The first variation of the two-pointer technique is where one pointer starts at the beginning of the array, the other starts at the end, and in a while loop a condition is checked and the two pointers are moved closer together until they meet in the middle. A straightforward example of this technique is in reversing a given string s. Here is the problem on Leetcode, and here is my solution (I started writing solutions in Python3 when I switched to the crash course):

class Solution:
    def reverseString(self, s: List[str]) -> None:
        """
        Do not return anything, modify s in-place instead.
        """
        beg = 0
        end = len(s) - 1
        while beg < end:
            s[beg], s[end] = s[end], s[beg]
            beg += 1
            end -= 1
        return   

Of course, this is just a simple example. Technically, a faster solution is:

class Solution:
    def reverseString(self, s: List[str]) -> None:
        """
        Do not return anything, modify s in-place instead.
        """
        for i in range(ceil(len(s)/2)):
            s[i], s[-i-1] = s[-i-1], s[i]
        return 

But in general, two pointers is appealing because with the two pointers covering different parts of the array, as long as the operations in the while loop are $O(1)$, the algorithm is $O(n)$. In particular, it can avoid nested loops, which are $O(n^2)$ at best. One example of a such a problem is given a sorted array of unique integers, find a pair of entries that sums to a given integer. The naïve approach is to use a nested loop to pair each entry with each other entry – even when removing redundant comparisons by starting the nested loop’s index at j=i+1, the algorithm is still $O\left(\frac{n^2}{2}\right)$ (technically).

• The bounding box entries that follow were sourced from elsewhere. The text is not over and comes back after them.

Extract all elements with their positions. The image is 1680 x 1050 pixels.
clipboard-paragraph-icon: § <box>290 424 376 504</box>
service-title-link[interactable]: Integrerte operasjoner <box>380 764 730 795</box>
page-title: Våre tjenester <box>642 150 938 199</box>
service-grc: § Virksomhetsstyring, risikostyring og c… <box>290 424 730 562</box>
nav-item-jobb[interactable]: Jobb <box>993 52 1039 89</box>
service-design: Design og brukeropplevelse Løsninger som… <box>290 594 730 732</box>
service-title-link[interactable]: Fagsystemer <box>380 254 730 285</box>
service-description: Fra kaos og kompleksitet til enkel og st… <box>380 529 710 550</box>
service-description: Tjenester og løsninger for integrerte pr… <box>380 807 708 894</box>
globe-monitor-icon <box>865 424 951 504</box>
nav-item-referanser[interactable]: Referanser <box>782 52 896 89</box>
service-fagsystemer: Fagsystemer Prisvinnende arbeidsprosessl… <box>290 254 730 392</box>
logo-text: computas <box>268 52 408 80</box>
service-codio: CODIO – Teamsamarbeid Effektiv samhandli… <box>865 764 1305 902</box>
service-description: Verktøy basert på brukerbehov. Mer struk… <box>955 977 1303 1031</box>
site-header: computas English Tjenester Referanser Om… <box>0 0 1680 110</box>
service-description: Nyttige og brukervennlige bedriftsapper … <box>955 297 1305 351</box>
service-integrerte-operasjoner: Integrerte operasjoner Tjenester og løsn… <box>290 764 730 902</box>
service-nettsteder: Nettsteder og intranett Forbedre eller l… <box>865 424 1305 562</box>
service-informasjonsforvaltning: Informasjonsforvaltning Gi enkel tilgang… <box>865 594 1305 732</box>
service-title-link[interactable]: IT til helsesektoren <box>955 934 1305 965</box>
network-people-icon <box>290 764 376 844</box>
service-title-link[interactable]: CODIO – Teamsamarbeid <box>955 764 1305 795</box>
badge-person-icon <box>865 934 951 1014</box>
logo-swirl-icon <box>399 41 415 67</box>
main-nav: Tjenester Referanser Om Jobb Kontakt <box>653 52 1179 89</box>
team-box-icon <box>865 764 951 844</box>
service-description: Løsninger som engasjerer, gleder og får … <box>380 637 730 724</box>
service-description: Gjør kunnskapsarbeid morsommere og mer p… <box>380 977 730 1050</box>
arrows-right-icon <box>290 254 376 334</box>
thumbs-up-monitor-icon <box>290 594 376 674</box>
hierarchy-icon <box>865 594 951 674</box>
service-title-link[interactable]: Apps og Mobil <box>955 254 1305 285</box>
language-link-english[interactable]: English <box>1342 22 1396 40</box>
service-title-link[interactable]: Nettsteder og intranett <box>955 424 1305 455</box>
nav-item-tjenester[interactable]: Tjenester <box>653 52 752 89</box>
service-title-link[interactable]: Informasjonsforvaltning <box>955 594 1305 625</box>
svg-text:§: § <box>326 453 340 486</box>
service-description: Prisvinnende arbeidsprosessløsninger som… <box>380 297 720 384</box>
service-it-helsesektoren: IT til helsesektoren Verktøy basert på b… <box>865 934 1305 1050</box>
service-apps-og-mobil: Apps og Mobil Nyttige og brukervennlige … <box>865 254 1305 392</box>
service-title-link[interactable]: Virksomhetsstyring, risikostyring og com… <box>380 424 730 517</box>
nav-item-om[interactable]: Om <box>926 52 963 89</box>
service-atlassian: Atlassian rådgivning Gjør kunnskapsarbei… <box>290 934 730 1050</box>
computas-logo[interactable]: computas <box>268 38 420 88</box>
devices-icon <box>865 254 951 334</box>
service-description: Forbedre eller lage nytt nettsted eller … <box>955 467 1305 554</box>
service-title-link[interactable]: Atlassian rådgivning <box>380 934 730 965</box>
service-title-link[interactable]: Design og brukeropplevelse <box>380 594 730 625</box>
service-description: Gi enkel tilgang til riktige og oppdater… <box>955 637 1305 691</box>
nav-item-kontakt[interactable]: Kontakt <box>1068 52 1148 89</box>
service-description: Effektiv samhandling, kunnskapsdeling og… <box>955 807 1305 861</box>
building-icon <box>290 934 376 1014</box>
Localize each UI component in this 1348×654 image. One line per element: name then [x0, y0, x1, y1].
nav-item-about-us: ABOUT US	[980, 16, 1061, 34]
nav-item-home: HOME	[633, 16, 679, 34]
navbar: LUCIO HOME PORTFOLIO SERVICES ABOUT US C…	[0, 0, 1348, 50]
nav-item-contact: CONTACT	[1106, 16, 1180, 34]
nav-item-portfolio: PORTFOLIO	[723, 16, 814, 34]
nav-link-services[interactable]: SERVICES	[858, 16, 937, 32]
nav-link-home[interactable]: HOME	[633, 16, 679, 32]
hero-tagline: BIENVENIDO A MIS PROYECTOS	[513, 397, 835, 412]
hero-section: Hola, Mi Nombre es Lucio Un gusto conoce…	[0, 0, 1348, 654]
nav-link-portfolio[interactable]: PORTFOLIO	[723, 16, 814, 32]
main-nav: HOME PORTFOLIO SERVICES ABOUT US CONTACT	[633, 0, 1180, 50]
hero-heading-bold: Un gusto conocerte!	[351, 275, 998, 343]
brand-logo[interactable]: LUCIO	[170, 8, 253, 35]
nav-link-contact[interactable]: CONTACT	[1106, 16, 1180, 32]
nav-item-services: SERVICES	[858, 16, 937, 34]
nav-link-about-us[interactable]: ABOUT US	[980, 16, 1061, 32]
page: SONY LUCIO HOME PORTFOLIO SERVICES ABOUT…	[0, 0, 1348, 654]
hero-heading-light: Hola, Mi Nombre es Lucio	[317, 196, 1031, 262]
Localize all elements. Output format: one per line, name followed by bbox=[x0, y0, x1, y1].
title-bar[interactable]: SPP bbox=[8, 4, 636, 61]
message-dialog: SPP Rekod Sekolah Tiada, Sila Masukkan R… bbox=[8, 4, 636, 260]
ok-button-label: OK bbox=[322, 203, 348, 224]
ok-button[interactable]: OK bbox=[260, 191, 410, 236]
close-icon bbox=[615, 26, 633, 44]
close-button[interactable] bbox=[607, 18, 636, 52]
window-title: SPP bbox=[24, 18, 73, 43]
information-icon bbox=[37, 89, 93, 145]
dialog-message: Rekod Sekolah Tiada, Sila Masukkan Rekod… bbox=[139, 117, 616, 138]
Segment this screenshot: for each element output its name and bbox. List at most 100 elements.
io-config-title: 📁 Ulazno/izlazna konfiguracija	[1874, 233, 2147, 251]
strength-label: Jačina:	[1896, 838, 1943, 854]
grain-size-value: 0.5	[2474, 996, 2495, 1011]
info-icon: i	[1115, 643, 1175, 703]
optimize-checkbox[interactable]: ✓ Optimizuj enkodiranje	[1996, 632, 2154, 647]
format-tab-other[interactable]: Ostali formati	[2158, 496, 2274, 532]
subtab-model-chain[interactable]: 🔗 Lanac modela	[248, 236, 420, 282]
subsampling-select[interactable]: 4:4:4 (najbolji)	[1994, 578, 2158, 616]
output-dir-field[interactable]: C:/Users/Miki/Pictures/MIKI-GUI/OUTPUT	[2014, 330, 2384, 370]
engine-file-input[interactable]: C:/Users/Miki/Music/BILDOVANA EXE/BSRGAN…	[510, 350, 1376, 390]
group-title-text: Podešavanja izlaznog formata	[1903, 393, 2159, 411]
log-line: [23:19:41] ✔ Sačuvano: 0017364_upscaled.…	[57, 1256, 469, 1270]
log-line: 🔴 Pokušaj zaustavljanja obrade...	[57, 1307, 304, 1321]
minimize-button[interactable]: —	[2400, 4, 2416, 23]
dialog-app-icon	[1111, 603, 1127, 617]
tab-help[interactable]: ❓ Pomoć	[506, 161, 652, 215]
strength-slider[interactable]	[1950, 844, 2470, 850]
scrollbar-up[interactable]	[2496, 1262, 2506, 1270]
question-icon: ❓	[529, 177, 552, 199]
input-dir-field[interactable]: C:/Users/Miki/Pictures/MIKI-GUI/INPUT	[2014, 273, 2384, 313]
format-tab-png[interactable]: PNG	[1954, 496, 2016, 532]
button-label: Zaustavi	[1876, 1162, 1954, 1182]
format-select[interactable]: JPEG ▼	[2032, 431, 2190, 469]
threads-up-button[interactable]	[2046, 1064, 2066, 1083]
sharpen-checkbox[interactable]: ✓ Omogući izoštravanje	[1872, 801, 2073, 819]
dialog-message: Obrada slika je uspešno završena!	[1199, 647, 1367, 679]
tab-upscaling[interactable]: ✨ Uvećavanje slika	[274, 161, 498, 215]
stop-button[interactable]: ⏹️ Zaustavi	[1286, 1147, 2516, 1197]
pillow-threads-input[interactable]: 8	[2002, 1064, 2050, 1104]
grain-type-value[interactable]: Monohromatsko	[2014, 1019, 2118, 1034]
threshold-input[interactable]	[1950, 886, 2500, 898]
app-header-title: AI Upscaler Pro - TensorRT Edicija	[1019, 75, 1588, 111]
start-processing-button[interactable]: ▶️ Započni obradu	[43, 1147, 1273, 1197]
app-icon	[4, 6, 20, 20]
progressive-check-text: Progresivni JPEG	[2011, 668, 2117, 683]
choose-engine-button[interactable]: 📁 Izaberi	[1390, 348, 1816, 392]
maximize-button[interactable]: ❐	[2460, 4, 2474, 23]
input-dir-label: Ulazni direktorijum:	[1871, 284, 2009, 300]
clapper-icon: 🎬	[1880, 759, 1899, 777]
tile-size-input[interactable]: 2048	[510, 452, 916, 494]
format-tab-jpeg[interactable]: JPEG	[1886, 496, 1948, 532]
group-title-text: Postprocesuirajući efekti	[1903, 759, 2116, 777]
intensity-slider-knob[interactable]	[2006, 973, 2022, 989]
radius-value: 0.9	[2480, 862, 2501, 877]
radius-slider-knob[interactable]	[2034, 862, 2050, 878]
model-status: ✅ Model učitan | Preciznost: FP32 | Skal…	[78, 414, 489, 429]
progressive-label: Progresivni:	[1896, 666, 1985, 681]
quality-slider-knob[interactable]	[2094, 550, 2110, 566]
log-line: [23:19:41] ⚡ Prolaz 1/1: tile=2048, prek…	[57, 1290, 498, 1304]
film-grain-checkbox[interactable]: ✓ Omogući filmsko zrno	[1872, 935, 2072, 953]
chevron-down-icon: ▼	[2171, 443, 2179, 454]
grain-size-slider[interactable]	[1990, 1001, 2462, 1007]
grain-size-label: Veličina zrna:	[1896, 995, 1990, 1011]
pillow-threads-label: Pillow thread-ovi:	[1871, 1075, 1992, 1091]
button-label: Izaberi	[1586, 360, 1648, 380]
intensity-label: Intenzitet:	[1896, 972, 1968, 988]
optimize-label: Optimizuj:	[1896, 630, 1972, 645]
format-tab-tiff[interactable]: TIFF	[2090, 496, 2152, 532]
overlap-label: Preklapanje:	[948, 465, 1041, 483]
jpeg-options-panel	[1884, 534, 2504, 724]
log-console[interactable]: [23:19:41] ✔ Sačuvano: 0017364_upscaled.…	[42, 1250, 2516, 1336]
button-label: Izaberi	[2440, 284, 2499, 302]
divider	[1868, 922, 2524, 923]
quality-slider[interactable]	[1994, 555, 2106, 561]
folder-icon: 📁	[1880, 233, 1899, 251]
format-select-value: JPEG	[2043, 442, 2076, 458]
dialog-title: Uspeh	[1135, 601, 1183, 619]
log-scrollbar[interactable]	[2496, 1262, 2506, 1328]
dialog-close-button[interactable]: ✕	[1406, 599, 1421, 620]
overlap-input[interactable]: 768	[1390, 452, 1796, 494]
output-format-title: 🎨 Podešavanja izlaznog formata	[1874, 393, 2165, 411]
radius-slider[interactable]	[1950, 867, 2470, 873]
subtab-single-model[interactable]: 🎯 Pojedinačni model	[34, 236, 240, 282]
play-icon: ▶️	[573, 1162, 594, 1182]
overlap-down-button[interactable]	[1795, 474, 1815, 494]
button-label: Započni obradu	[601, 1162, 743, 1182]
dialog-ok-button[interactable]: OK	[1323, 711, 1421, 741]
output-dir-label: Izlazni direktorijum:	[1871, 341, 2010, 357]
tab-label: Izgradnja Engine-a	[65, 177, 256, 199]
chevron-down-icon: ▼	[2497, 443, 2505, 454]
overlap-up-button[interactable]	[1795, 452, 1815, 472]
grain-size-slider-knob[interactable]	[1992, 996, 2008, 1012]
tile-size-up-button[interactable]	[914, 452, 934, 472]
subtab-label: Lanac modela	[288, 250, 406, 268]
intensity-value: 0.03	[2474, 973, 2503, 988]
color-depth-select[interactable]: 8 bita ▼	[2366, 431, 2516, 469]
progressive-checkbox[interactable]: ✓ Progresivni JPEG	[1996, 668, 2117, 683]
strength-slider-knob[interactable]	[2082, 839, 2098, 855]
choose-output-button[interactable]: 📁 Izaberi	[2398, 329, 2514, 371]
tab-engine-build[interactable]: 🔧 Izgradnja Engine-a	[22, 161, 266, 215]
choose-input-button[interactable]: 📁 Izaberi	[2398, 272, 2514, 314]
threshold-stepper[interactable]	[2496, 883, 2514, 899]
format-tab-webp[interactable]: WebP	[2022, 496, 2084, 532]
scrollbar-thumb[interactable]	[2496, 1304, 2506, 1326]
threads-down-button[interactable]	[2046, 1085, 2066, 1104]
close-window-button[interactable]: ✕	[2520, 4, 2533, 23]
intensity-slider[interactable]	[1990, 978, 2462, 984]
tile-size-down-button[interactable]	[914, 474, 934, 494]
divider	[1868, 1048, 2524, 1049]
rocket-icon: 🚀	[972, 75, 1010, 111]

Here is an example that I really struggled with in the Explore Cards: Given an integer array nums sorted in non-decreasing order, return an array of the squares of each number sorted in non-decreasing order. My first submission passed 129 test cases then on nums=[-9995,-9994,...,9993,9994] it failed the time constraint:

class Solution(object):
    def sortedSquares(self, nums):
        """
        :type nums: List[int]
        :rtype: List[int]
        """
        squares = [num*num for num in nums]
        sorted = []
        for i in range(len(squares)):
            sorted.append(min(squares))
            squares[squares.index(min(squares))] = max(squares) + 1
        return sorted   

The challenge is that some integers are negative and some are positive, so just squaring the entries doesn’t necessarily result in a sorted array. The second line in the for loop is meant to change min(squares) to the next smallest entry by making the current min the new max. I’m realizing now this operation costs $O(n^2)$, as it must traverse squares to find the max for each entry in squares. Of course after this solution I tried the obvious approach:

class Solution(object):
    def sortedSquares(self, nums):
        """
        :type nums: List[int]
        :rtype: List[int]
        """
        squares = [num*num for num in nums]
        squares.sort()
        return squares   

I also realize now that my identifier sorted in the previous solution is a reserved word in Python. Python’s sort() method runs in $O(n\log n)$ time. Final solution, with the two-pointer technique, beat all my other submissions in speed:

class Solution:
    def sortedSquares(self, nums: List[int]) -> List[int]:
        n = len(nums)
        ans = [0]*n
        left, right = 0, n-1
        while left <= right:
            if abs(nums[left]) > abs(nums[right]):
                ans[n-1] = nums[left]*nums[left]
                left += 1
            else:
                ans[n-1] = nums[right]*nums[right]
                right -= 1
            n -= 1    
        return ans 

Surprisingly, this solution used the most space, though. Not sure exactly why, since all three solutions create a new array and should have been $O(n)$ space complexity.